Dès que nous trouvâmes des chevaux pour nous déplacer et des soldats pour nous accompagner, Joseph Baker partit de son côté pour Mossoul et moi vers ma région, le long du fleuve Kibur [?]. Durant la nuit précédant notre départ, nous entendîmes des cris de femmes – horribles, à fendre le cœur. Le camp des Arméniens se trouvait à un kilomètre de notre maison. Ces cris continuèrent toute la nuit. Nous demandâmes ce qui se passait, on nous apprit que les enfants étaient retirés à leurs mères afin de les placer dans des dortoirs et les y éduquer. Toutefois, au matin, lorsque nous prîmes la route et traversâmes le pont au-dessus de l’Euphrate, je fus horrifié de voir le fleuve rougi par les cadavres d’enfants ensanglantés et décapités, flottant sur l’eau. Cette scène était d’autant plus horrible que nous ne pouvions rien faire.


Après trois jours de voyage, j’atteignis Aram-Naharaim [NdT : la Mésopotamie], où je fus témoin d’une horrible tragédie. Il y avait là deux camps attenants, l’un pour les Arméniens et l’autre pour les Tcherkesses. Les Tcherkesses s’employaient à exterminer les Arméniens. Des cheikhs arabes étaient présents aussi, choisissant pour épouses de belles jeunes filles arméniennes. Deux femmes s’approchèrent de moi et me donnèrent des photographies. Si j’allais à Alep et si je trouvais leurs familles (au cas où celles-ci fussent en vie), ces femmes me demandèrent d’adresser leurs salutations à toute personne que j’y trouverais.

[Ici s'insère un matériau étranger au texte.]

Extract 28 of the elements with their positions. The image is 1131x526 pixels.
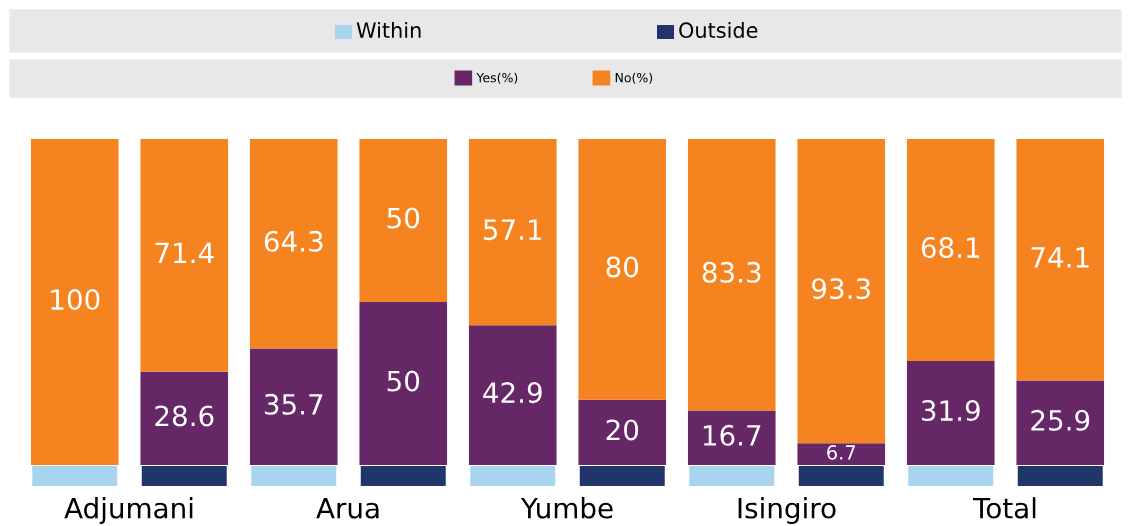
data-label: 20 [606, 419, 639, 441]
text: Total [972, 497, 1036, 519]
data-label: 64.3 [264, 230, 323, 252]
legend-label: No(%) [615, 72, 653, 84]
data-label: 42.9 [483, 382, 542, 404]
data-label: 50 [387, 370, 420, 392]
text: Arua [316, 497, 379, 519]
data-label: 16.7 [703, 424, 761, 446]
text: Outside [679, 21, 758, 39]
text: Yumbe [520, 497, 613, 519]
data-label: 6.7 [827, 445, 856, 460]
data-label: 28.6 [155, 405, 214, 427]
data-label: 93.3 [812, 278, 870, 300]
data-label: 68.1 [921, 237, 980, 259]
data-label: 80 [606, 256, 639, 278]
data-label: 83.3 [702, 261, 761, 283]
data-label: 31.9 [921, 400, 980, 422]
data-label: 100 [51, 289, 100, 311]
data-label: 74.1 [1031, 247, 1089, 268]
text: Adjumani [64, 497, 193, 524]
text: Within [356, 21, 421, 38]
data-label: 57.1 [483, 219, 542, 241]
data-label: 35.7 [264, 393, 323, 415]
data-label: 25.9 [1031, 409, 1090, 431]
data-label: 71.4 [155, 242, 214, 264]
text: Isingiro [738, 497, 836, 524]
legend-label: Yes(%) [476, 72, 518, 84]
data-label: 50 [387, 207, 420, 229]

junes filles armmeniennes.jpg


Voyant que je parlais aux deux Arméniennes, l’officier tcherkesse m’ordonna de partir, mais je restai là pour voir ce qui arriverait aux Arméniens. Les soldats tcherkesses ordonnèrent aux Arméniens de ramasser des herbes sèches et d’en faire une grande pyramide, puis ils lièrent tous les Arméniens présents, quelque 5 000 âmes, les mains liées chacun aux autres, les plaçant en cercle autour de ce tas d’herbes et y mirent le feu, créant un incendie qui s’éleva vers le ciel en même temps que les hurlements de ces malheureux, qui périrent brûlés. Je m’enfuis de cet endroit, ne pouvant supporter cet épouvantable spectacle. Je me déplaçai aussi vite que possible, désireux de m’éloigner de ces lieux. Après avoir galopé comme un fou deux heures durant, j’entendais encore les hurlements de ces malheureuses victimes avant de mourir. Deux jours après, je revins sur les lieux et je découvris des corps calcinés par milliers. 

Je m’approchai du Mont Sandjer où vivaient des Yézidis. Au pied de cette montagne, sur ma route vers la ville d’Ourfa au nord, je fus témoin de plusieurs exterminations en masse d’Arméniens. Ces gens étaient misérables, fous de désespoir. Dans une maison, je vis une Arménienne cuire le cadavre de son propre enfant dans une marmite. Toutes les routes étaient jonchées de cadavres d’Arméniens tués.


Une Juive dans la tente d’un cheikh

[…] Je me rendis dans la tente du cheikh et fus très heureux de retrouver mon ami Jacob Baker. 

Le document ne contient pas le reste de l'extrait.